Наконец выйдя из транса, мать поднимает голову: — Аспен, иди в свою комнату.
— Серьезно? — насмехаюсь я. — Мне не двенадцать.
— Эйлин, — предупреждает Трент.
Подойдя ко мне, она хватает меня за локоть.
— Комната. Сейчас же.
Упираюсь ногами: — Нет.
Ее ладонь больно ударяет по щеке, это так поразительно — и унизительно — что приходится смаргивать слезы.
Я скучаю по папе.
Единственная мысль, которая крутится в голове, когда я взбегаю по лестнице в свою спальню.
Эта и… то, что хочу уехать.
В начале января мне исполнилось восемнадцать, так что мама мало что может сделать, чтобы помешать мне.
Могу использовать накопленные деньги, чтобы найти квартиру до начала учебы в колледже.
Не знаю, почему я не подумала об этом раньше.
Достав из шкафа чемодан, начинаю набивать его одеждой… но останавливаюсь.
Сначала нужно придумать план.
Но для этого необходимо точно знать, какой суммой я располагаю.
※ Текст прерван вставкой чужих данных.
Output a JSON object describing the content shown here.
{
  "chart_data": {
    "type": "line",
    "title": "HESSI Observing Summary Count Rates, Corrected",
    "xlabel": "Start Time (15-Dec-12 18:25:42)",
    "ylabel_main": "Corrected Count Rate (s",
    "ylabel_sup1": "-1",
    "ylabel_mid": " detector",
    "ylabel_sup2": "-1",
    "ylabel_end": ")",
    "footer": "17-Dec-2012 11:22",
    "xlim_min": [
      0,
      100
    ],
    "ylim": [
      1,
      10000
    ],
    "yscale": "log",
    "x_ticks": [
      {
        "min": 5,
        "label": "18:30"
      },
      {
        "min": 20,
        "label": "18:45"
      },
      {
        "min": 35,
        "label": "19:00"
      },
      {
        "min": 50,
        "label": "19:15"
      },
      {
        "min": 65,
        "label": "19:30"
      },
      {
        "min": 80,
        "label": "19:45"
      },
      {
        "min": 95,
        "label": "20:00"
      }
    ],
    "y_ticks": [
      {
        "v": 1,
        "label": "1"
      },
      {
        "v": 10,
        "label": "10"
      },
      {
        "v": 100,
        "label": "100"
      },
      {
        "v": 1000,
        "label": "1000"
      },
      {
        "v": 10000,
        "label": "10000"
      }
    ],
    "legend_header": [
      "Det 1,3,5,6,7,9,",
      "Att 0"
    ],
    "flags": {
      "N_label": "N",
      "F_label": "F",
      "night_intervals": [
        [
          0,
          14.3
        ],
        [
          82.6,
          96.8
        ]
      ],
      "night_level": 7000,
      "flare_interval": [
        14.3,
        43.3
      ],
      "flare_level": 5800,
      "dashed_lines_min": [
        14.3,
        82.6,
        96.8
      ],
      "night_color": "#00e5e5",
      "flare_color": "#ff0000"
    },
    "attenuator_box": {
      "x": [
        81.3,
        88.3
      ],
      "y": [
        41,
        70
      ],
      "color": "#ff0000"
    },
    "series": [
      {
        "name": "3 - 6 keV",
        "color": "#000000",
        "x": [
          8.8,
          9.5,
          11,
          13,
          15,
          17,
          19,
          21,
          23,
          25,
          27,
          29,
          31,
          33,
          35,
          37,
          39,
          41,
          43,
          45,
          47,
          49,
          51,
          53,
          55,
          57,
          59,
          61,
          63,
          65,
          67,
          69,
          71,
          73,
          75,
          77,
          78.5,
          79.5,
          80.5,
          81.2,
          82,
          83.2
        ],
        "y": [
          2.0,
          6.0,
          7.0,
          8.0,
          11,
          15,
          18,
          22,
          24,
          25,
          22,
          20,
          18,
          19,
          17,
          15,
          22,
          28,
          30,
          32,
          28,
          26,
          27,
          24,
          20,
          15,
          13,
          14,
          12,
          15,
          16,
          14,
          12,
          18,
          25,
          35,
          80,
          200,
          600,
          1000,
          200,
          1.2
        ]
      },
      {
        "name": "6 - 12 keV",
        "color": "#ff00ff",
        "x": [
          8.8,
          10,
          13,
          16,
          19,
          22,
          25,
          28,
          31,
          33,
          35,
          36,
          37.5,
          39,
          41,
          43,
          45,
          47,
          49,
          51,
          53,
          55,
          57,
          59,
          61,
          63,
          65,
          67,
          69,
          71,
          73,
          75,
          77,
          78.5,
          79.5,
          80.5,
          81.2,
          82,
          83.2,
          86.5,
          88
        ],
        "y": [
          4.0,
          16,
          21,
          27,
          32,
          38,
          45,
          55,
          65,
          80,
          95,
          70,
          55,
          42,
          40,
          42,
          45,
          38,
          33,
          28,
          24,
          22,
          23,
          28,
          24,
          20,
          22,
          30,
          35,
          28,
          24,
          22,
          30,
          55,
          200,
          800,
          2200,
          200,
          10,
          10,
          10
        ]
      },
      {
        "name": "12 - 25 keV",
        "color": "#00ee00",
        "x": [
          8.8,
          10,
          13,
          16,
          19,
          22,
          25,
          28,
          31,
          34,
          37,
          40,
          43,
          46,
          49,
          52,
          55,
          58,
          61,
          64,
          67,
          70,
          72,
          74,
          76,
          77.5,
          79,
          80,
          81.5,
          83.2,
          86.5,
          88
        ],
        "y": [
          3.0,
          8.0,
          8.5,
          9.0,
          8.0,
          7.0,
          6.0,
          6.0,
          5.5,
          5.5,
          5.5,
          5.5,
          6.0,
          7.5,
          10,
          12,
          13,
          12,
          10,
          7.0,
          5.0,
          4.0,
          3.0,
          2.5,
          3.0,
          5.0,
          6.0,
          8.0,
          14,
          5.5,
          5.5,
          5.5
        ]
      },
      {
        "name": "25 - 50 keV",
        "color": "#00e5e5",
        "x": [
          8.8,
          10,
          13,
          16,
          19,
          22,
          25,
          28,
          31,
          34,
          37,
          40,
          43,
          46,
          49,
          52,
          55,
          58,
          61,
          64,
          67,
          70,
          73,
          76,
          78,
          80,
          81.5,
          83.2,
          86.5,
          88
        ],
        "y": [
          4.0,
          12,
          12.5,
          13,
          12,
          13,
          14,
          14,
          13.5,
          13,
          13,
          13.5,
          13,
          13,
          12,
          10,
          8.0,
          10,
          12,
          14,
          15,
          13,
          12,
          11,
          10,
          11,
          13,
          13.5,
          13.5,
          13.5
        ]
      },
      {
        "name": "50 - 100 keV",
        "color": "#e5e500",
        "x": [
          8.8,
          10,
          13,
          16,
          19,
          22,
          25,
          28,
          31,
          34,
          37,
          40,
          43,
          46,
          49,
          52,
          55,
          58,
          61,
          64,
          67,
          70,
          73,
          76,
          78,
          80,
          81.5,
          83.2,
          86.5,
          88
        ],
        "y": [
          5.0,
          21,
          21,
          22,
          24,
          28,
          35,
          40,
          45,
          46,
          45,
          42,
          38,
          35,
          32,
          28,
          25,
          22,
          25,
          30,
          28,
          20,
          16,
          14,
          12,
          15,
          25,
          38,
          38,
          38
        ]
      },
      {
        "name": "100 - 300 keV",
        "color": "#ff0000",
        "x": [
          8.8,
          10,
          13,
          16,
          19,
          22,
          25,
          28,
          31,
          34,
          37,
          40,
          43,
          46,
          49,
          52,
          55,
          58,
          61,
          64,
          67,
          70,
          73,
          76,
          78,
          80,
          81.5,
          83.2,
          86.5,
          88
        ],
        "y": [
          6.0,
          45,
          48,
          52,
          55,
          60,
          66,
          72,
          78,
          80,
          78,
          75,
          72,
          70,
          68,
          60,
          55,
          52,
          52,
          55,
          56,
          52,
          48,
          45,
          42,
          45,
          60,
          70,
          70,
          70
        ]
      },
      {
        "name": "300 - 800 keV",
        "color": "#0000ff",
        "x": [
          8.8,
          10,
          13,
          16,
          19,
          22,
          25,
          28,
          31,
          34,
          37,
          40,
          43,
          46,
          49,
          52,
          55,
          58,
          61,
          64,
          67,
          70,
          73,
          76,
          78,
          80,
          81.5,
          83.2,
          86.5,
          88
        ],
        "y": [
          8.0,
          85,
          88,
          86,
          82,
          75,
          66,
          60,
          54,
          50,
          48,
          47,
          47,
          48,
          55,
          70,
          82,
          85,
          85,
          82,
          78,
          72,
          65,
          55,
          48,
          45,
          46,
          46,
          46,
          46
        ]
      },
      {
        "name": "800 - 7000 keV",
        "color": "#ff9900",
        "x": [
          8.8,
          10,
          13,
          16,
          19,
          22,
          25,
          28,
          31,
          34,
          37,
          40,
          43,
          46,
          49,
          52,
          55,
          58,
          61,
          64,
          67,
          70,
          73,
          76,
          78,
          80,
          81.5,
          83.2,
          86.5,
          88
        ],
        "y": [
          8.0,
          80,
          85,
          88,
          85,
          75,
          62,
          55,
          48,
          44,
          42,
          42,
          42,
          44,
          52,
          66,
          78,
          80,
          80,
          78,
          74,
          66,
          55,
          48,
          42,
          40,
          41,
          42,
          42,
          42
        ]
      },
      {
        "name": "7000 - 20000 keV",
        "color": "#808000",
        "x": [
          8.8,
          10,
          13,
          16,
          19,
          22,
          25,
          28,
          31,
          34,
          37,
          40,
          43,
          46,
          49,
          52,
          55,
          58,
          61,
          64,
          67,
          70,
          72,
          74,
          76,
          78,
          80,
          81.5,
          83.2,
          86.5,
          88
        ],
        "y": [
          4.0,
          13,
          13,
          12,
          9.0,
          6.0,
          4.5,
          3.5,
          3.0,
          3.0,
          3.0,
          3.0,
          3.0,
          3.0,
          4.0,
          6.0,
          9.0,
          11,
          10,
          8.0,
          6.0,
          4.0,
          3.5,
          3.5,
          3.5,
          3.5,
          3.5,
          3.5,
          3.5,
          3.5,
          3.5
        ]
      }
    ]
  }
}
Тогда смогу выделить немного на гостиницу и еду, пока буду искать квартиру.
Подхожу к столу и включаю ноутбук. Введя пароль, захожу в свой банк.
Желудок сжимается.
На моем счете пятьдесят семь долларов… но этого просто не может быть. У меня должны быть тысячи.
С замиранием сердца изучаю траты.
Вижу счет в тысячу долларов за ветеринара для Вискерс и несколько разных покупок, которые помню, — пицца, поездка в Uber и платье для выпускного, которое купила пару дней назад.
Но были и другие действия. Снятия крупных сумм в банкоматах, о которых ничего не знаю.
За последние три недели максимальная сумма снималась довольно часто, иногда по нескольку раз в день. Или лучше сказать… ночь?
Потому что, похоже, это всегда происходит около четырех утра, когда я сплю.
Все это не имеет никакого смысла.
Взяв телефон, звоню в банк. Прождав немыслимое количество времени, чтобы поговорить с представителем, я наконец дозваниваюсь.
Только толку от них мало, потому что в итоге меня переводят на отдел по борьбе с мошенничеством.
Сжимаю переносицу, ожидая соединения, когда в дверь моей спальни стучат.
Не отвечаю, и стучат снова. На этот раз сильнее.
— Войдите.
С удивлением обнаруживаю маму по ту сторону двери.
— Аспен…
— Уходи.
Не хочу иметь с ней ничего общего.
Она оглядывает комнату и останавливает свой взгляд на полупустом чемодане на кровати.
— Куда это ты собралась?
— Не твое дело.
Сколько себя помню, ей было наплевать на меня и на то, чем я занимаюсь. А теперь она вдруг решила задавать вопросы?
Она вздыхает: — Тренту это не понравится.
Фыркаю: — Мне насрать, что нравится Тренту.
И всегда было.
— Аспен, пожалуйста.
— Что, пожалуйста, мам? Перестань притворяться, будто тебе не все равно, когда мы обе знаем, что это не так. У Трента просто странные фантазии об идеальной семье, и по причинам, которые я никогда не пойму, тебе нравится их подпитывать. Я подыгрывала тебе, потому что ты моя мама, и когда-то думала, что это что-то значит. Но это не так. Больше нет.